Ceria‐Optimized Oxygen‐Species Exchange in Hierarchical Bimetallic Hydroxide for Electrocatalytic Water Oxidation

Abstract

Abstract The utilization of rare earth elements to regulate the interaction between catalysts and oxygen‐containing species holds promising prospects in the field of oxygen electrocatalysis. Through structural engineering and adsorption regulation, it is possible to achieve high‐performance catalytic sites with a broken activity‐stability tradeoff. Herein, this work fabricates a hierarchical CeO 2 /NiCo hydroxide for electrocatalytic oxygen evolution reaction (OER). This material exhibits superior overpotentials and enhanced stability. Multiple potential‐dependent experiments reveal that CeO 2 promotes oxygen‐species exchange, especially OH − ions, between catalyst and environment, thereby optimizing the redox transformation of hydroxide and the adsorption of oxygen‐containing intermediates during OER. This is attributed to the reduction in the adsorption energy barrier of Ni to *OH facilitated by CeO 2 , particularly the near‐interfacial Ni sites.
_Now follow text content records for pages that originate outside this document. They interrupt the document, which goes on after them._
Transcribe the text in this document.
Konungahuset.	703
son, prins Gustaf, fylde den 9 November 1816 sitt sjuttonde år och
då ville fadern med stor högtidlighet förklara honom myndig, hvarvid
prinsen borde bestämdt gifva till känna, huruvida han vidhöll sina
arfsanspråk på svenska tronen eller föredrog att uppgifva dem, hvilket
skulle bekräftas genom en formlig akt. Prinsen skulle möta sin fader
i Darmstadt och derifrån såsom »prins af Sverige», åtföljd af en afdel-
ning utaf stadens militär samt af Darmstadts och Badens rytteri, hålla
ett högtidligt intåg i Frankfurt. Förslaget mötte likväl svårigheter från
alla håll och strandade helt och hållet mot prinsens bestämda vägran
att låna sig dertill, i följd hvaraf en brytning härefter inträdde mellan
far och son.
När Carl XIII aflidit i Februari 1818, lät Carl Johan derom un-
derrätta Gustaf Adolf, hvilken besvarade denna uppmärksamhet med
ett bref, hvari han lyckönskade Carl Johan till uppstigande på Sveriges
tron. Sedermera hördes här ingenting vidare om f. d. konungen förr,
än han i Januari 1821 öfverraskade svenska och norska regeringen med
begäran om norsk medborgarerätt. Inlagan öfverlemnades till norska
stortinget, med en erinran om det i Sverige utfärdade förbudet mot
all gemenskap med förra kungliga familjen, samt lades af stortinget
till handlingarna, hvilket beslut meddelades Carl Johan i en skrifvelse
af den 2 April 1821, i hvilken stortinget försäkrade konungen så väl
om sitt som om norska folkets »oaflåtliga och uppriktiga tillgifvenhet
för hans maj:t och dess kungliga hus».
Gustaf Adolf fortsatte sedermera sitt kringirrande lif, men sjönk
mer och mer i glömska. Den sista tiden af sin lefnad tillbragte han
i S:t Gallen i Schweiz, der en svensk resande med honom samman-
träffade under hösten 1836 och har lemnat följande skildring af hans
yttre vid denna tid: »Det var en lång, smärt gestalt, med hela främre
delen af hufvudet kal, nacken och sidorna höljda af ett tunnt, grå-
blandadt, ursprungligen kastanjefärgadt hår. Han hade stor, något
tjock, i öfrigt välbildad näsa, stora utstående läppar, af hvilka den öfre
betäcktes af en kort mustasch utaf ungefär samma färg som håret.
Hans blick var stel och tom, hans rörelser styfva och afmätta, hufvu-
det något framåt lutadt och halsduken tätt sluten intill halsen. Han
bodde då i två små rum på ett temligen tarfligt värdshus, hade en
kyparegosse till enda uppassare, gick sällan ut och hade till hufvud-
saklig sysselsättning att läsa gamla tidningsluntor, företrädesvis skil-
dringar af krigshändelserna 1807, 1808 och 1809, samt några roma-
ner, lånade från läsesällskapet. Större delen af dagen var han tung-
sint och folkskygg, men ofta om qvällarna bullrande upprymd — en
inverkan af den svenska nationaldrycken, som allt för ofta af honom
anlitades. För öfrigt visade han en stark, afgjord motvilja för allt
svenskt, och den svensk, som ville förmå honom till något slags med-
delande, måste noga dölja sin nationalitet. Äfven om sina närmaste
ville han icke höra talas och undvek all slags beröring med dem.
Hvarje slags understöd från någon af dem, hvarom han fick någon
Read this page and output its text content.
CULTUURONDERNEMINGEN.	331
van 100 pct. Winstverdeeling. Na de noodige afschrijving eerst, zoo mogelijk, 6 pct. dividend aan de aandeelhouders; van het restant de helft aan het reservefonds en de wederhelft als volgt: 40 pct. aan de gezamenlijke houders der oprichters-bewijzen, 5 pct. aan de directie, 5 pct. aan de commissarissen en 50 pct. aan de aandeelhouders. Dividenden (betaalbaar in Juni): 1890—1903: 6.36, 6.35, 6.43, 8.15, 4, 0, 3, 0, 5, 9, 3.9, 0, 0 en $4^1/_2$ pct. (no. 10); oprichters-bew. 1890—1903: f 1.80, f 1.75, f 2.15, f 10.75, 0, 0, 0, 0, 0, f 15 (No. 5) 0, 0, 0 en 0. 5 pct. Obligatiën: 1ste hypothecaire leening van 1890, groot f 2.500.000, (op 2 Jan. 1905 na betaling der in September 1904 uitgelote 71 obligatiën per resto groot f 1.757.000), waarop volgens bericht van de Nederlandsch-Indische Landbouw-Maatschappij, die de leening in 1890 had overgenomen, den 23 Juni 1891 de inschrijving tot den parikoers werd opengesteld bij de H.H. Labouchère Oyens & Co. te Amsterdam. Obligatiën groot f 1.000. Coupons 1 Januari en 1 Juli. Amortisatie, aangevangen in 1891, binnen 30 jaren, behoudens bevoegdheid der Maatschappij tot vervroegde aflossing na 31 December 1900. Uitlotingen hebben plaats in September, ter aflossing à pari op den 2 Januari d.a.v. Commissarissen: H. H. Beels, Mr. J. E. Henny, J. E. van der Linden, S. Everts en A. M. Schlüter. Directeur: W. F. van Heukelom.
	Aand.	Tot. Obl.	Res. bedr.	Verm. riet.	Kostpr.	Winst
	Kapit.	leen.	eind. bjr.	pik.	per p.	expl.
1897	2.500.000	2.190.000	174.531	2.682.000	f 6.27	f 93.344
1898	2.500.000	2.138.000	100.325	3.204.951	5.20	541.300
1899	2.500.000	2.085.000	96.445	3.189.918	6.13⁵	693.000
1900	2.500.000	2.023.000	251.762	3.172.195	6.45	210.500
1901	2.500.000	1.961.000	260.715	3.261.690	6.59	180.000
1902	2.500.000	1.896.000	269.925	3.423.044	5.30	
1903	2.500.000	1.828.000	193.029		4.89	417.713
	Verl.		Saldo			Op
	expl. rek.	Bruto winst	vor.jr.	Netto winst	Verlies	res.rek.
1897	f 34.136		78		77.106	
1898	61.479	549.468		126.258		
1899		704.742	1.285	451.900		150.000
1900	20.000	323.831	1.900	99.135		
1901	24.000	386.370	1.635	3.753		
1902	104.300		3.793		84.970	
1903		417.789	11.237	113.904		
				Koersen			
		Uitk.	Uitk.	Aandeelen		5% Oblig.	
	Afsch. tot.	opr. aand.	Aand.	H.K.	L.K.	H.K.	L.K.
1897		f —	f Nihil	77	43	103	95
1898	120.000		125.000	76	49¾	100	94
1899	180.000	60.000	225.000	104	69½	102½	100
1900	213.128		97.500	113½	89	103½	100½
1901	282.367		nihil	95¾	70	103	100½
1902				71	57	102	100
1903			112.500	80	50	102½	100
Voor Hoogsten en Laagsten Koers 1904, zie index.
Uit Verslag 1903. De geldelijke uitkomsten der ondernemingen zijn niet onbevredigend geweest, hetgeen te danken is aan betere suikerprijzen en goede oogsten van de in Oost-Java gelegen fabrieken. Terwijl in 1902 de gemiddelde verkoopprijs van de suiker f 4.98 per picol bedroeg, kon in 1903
The less‐damaging adsorbate evolution mechanism and the CeO 2 hierarchical shell significantly enhance the structural robustness, leading to exceptional stability. Additionally, the observed “self‐healing” phenomenon provides further substantiation for the accelerated oxygen exchange. This work provides a neat strategy for the synthesis of ceria‐based complex hollow electrocatalysts, as well as an in‐depth insight into the co‐catalytic role of CeO 2 in terms of oxygen transfer.